Arresting God in Kathmandu
- Cover art for original 2001 publication
- Author: Samrat Upadhyay
- Language: English
- Genre: Fiction
- Publisher: Houghton Mifflin Harcourt
- Publication date: 2001 AD (2057 BS)
- Publication place: United States
- Media type: Hardcover
- Pages: 191
- Awards: Whiting Writers' Award for Fiction, 2001
- ISBN: 9780618043712

= Arresting God in Kathmandu =

2001 book by Samrat Upadhyay

Arresting God in Kathmandu is the debut book by Nepali-American author Samrat Upadhyay. Published in 2001, Arresting God in Kathmandu was awarded the Whiting Writers' Award for fiction. The book marks the first time a Nepali writer writing in English has been published in the West.

== Synopsis ==
It is a collection of nine short stories that provide a glimpse into everyday life in Kathmandu, Nepal.

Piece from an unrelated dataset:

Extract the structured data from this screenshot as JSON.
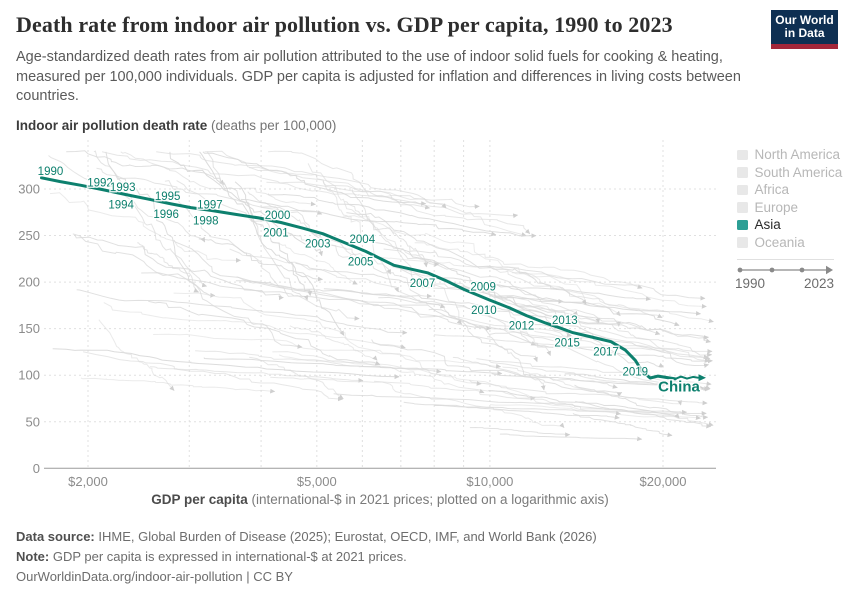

The stories included in the books are:
1. The Good Shopkeeper
2. The Cooking Poet
3. Deepak Misra's Secretary
4. The Limping Bride
5. During the Festival
6. The Room Next Door
7. The Man with Long Hair
8. This World
9. A Great Man's House

==Reception==
Publishers Weekly calls Upadhyay's writing "assured and simple", concluding that "Upadhyay anchors small yet potent epiphanies in a place called Kathmandu, and quietly calls it home." On the other hand, Kirkus Reviews called the book a collection of "diverting if sometimes lukewarm tales."